We came here by train from Minnesota, and until then I'd never seen an ocean, only lakes, which had no passion in them. My husband had been assigned to basic training on Long Island, and the idea was that I could stay with his aunt nearby. We could have her beach cottage all to ourselves when he had leave. Two days after we arrived, though, he volunteered for flight school and was sent to Texas and left me by myself. For what seemed like an endless string of days I just sat on the beach in the dim sunlight, alone on the sand, while the ocean roared with desire. It was an odd way to be married, and we hadn't been married very long.
At noontime, I would go up to the main house and eat dinner there. Aunt Trudy still buys as much gin as she ever did for the parties no one has any more, and when she drinks it, she gets sentimental about the war. She gets started on weepy speeches about boy soldiers, their tender bodies ripped by bullets, sacrificed to defend from Nazis and other ungrateful foreigners the American way of life.
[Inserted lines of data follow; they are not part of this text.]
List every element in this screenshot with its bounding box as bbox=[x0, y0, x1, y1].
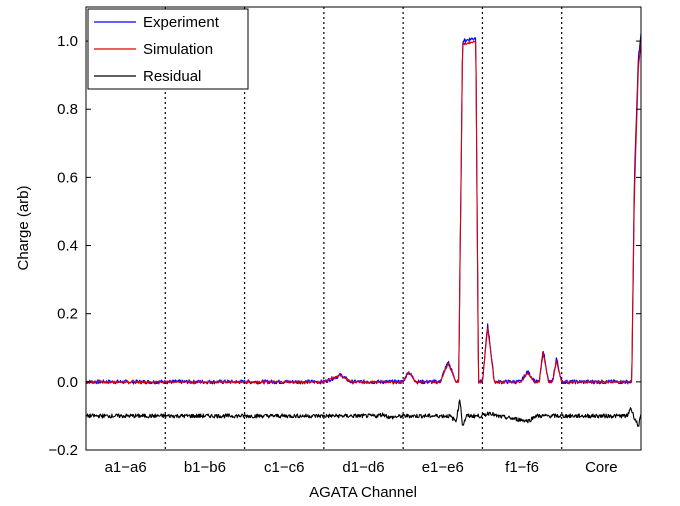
series-line-residual bbox=[85, 399, 642, 427]
series-line-simulation bbox=[85, 40, 642, 384]
y-tick-label: 0.4 bbox=[57, 238, 78, 255]
x-tick-label: Core bbox=[585, 459, 618, 476]
y-axis-label: Charge (arb) bbox=[15, 185, 32, 270]
legend-label-simulation: Simulation bbox=[143, 41, 213, 58]
plot-frame bbox=[85, 6, 642, 451]
y-tick-label: −0.2 bbox=[48, 442, 78, 459]
legend-label-residual: Residual bbox=[143, 68, 201, 85]
legend-label-experiment: Experiment bbox=[143, 14, 220, 31]
y-tick-label: 0.8 bbox=[57, 101, 78, 118]
x-tick-label: d1−d6 bbox=[342, 459, 384, 476]
x-tick-label: e1−e6 bbox=[422, 459, 464, 476]
series-group bbox=[85, 33, 642, 427]
legend: Experiment Simulation Residual bbox=[87, 8, 249, 90]
y-tick-label: 1.0 bbox=[57, 33, 78, 50]
y-tick-label: 0.0 bbox=[57, 374, 78, 391]
x-axis-label: AGATA Channel bbox=[309, 484, 417, 501]
x-tick-label: a1−a6 bbox=[105, 459, 147, 476]
group-dividers bbox=[164, 7, 563, 450]
y-tick-label: 0.6 bbox=[57, 169, 78, 186]
x-axis: a1−a6 b1−b6 c1−c6 d1−d6 e1−e6 f1−f6 Core bbox=[105, 459, 618, 476]
y-axis: −0.2 0.0 0.2 0.4 0.6 0.8 1.0 bbox=[48, 33, 641, 459]
y-tick-label: 0.2 bbox=[57, 306, 78, 323]
x-tick-label: f1−f6 bbox=[505, 459, 539, 476]
x-tick-label: c1−c6 bbox=[264, 459, 304, 476]
x-tick-label: b1−b6 bbox=[184, 459, 226, 476]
Aunt Trudy had waited too long for a man to divorce his wife, a story that had ended with the wife a widow and Aunt Trudy a spinster. She has a house now, and a little income, and a blue star in her window, even though it isn't actually her son that's at war.
When she was really soused, she'd put on her hat and her CDVO volunteer corps badge and go around to houses reminding people to save up their tin cans and copper wire for the war effort. I went with her; there was nothing else to do. I got to know every old lady in town, as well as details about their use of canned goods.